Dear all,
I have six samples from a 10x experiment: three under control conditions and three subjected to a treatment. I am performing QC preprocessing on each sample separately. Now, I want to integrate the samples using Harmony before proceeding with downstream analyses. My question is: Is it better to run the RunHarmony() function on all preprocessed and merged control samples, then do the same for the preprocessed treated samples, and finally merge the two resulting integrated objects? Or should I first merge all six preprocessed samples into a single Seurat object and then run RunHarmony once on the combined dataset? Any suggestions on which way is better? Those are very large files...
Harmony can integrate over multiple covariates, allowing you to provide both control/treatment and batch information, and run it once.
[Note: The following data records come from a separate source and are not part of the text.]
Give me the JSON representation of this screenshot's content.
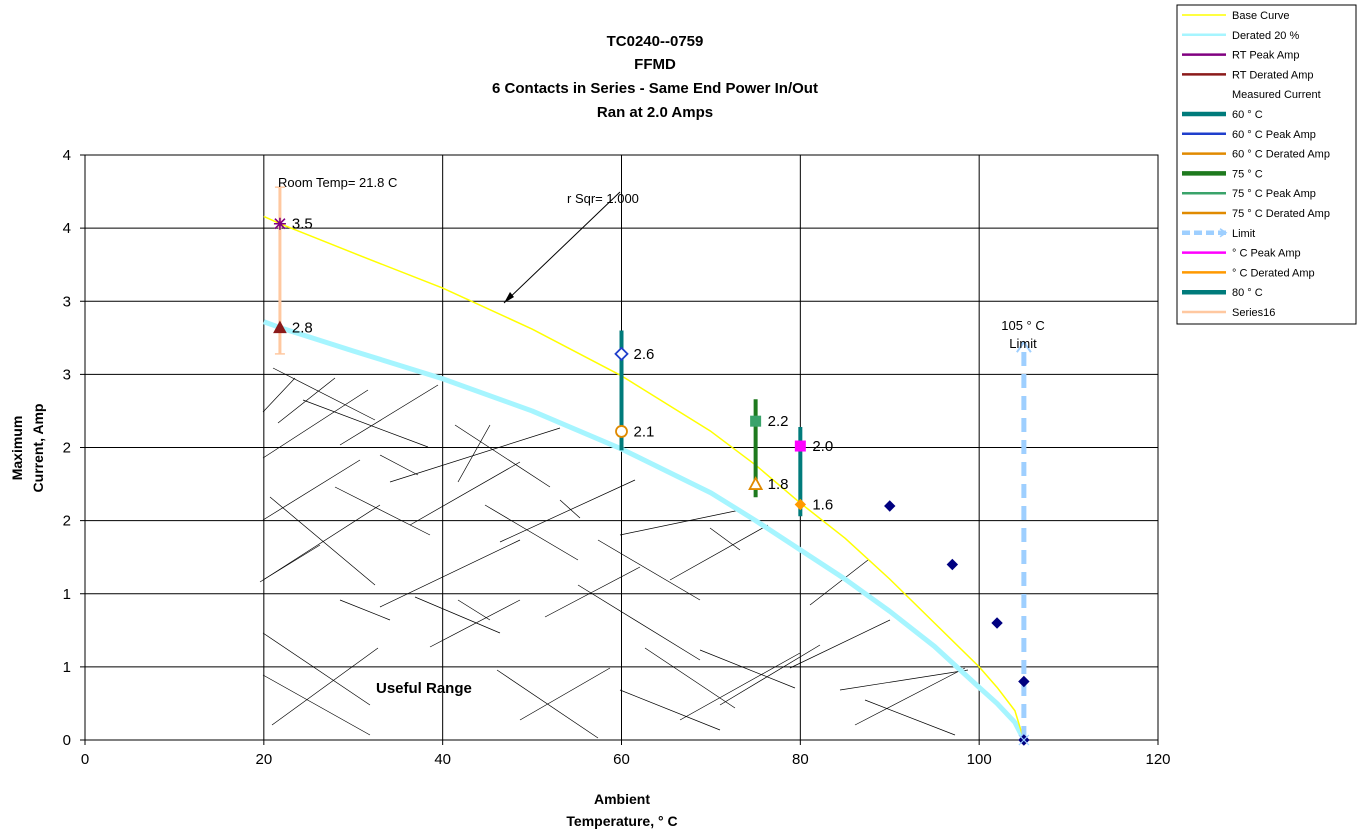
{
  "chart_data": {
    "type": "line",
    "title_lines": [
      "TC0240--0759",
      "FFMD",
      "6 Contacts in Series - Same End Power In/Out",
      "Ran at 2.0 Amps"
    ],
    "xlabel_lines": [
      "Ambient",
      "Temperature,  ° C"
    ],
    "ylabel_lines": [
      "Maximum",
      "Current, Amp"
    ],
    "xlim": [
      0,
      120
    ],
    "ylim": [
      0,
      4
    ],
    "x_ticks": [
      0,
      20,
      40,
      60,
      80,
      100,
      120
    ],
    "x_tick_labels": [
      "0",
      "20",
      "40",
      "60",
      "80",
      "100",
      "120"
    ],
    "y_ticks": [
      0,
      0.5,
      1,
      1.5,
      2,
      2.5,
      3,
      3.5,
      4
    ],
    "y_tick_labels": [
      "0",
      "1",
      "1",
      "2",
      "2",
      "3",
      "3",
      "4",
      "4"
    ],
    "grid": true,
    "legend_position": "top-right",
    "annotations": {
      "room_temp": "Room Temp= 21.8 C",
      "r_sqr": "r Sqr= 1.000",
      "limit_line1": "105  ° C",
      "limit_line2": "Limit",
      "useful_range": "Useful Range"
    },
    "series": [
      {
        "name": "Base Curve",
        "color": "#ffff00",
        "x": [
          20,
          21.8,
          30,
          40,
          50,
          60,
          70,
          75,
          80,
          85,
          90,
          95,
          100,
          102,
          104,
          105
        ],
        "y": [
          3.58,
          3.53,
          3.33,
          3.09,
          2.81,
          2.49,
          2.11,
          1.88,
          1.62,
          1.38,
          1.1,
          0.8,
          0.5,
          0.36,
          0.2,
          0.0
        ]
      },
      {
        "name": "Derated 20 %",
        "color": "#a6f5ff",
        "x": [
          20,
          21.8,
          30,
          40,
          50,
          60,
          70,
          75,
          80,
          85,
          90,
          95,
          100,
          102,
          104,
          105
        ],
        "y": [
          2.86,
          2.82,
          2.66,
          2.47,
          2.25,
          1.99,
          1.69,
          1.5,
          1.3,
          1.1,
          0.88,
          0.64,
          0.36,
          0.25,
          0.12,
          0.0
        ]
      },
      {
        "name": "RT Peak Amp",
        "color": "#800080",
        "marker": "star",
        "x": [
          21.8
        ],
        "y": [
          3.53
        ],
        "label": "3.5"
      },
      {
        "name": "RT Derated Amp",
        "color": "#8b1a1a",
        "marker": "triangle",
        "x": [
          21.8
        ],
        "y": [
          2.82
        ],
        "label": "2.8"
      },
      {
        "name": "Measured Current",
        "color": "#000080",
        "marker": "diamond",
        "x": [
          90,
          97,
          102,
          105,
          105
        ],
        "y": [
          1.6,
          1.2,
          0.8,
          0.4,
          0.0
        ]
      },
      {
        "name": "60 ° C",
        "color": "#007b7b",
        "x": [
          60,
          60
        ],
        "y": [
          1.98,
          2.8
        ]
      },
      {
        "name": "60  ° C Peak Amp",
        "color": "#1f3fcc",
        "marker": "diamond-open",
        "x": [
          60
        ],
        "y": [
          2.64
        ],
        "label": "2.6"
      },
      {
        "name": "60  ° C Derated Amp",
        "color": "#e08a00",
        "marker": "circle-open",
        "x": [
          60
        ],
        "y": [
          2.11
        ],
        "label": "2.1"
      },
      {
        "name": "75  ° C",
        "color": "#1e7a1e",
        "x": [
          75,
          75
        ],
        "y": [
          1.66,
          2.33
        ]
      },
      {
        "name": "75  ° C Peak Amp",
        "color": "#3aa36a",
        "marker": "square",
        "x": [
          75
        ],
        "y": [
          2.18
        ],
        "label": "2.2"
      },
      {
        "name": "75  ° C Derated Amp",
        "color": "#e08a00",
        "marker": "triangle-open",
        "x": [
          75
        ],
        "y": [
          1.75
        ],
        "label": "1.8"
      },
      {
        "name": "Limit",
        "color": "#9ecfff",
        "marker": "arrow",
        "x": [
          105,
          105
        ],
        "y": [
          0.0,
          2.72
        ]
      },
      {
        "name": " ° C Peak Amp",
        "color": "#ff00ff",
        "marker": "square",
        "x": [
          80
        ],
        "y": [
          2.01
        ],
        "label": "2.0"
      },
      {
        "name": " ° C Derated Amp",
        "color": "#ff9900",
        "marker": "diamond",
        "x": [
          80
        ],
        "y": [
          1.61
        ],
        "label": "1.6"
      },
      {
        "name": "80  ° C",
        "color": "#007b7b",
        "x": [
          80,
          80
        ],
        "y": [
          1.53,
          2.14
        ]
      },
      {
        "name": "Series16",
        "color": "#ffc8a0",
        "x": [
          21.8,
          21.8
        ],
        "y": [
          2.64,
          3.78
        ]
      }
    ]
  }
}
Running Harmony separately will result in incompatible embeddings.
https://portals.broadinstitute.org/harmony/articles/quickstart.html#harmony-with-two-or-more-covariates
Thank you for the quick answer.
I still have a doubt. It would be better to pre-process each sample separately (filtering, SCTransform, RunPCA, RunUMAP, FindNeighbors, FindClusters) and then merge them to run Harmony? I'm trying to follow this GitHub (https://github.com/kygithubtokenaccount/Adult-Eye-scRNA-seq-R-codes/blob/main/4_Harmony_code.R ), but I have many more samples to be merged (not just 2 as reported there), and thus I'm getting confused.
Thank you for your help!!
Run QC for each sample separately, then merge run SCTransform, PCA, then Harmony, UMAP, FindNeighbors and FindClusters.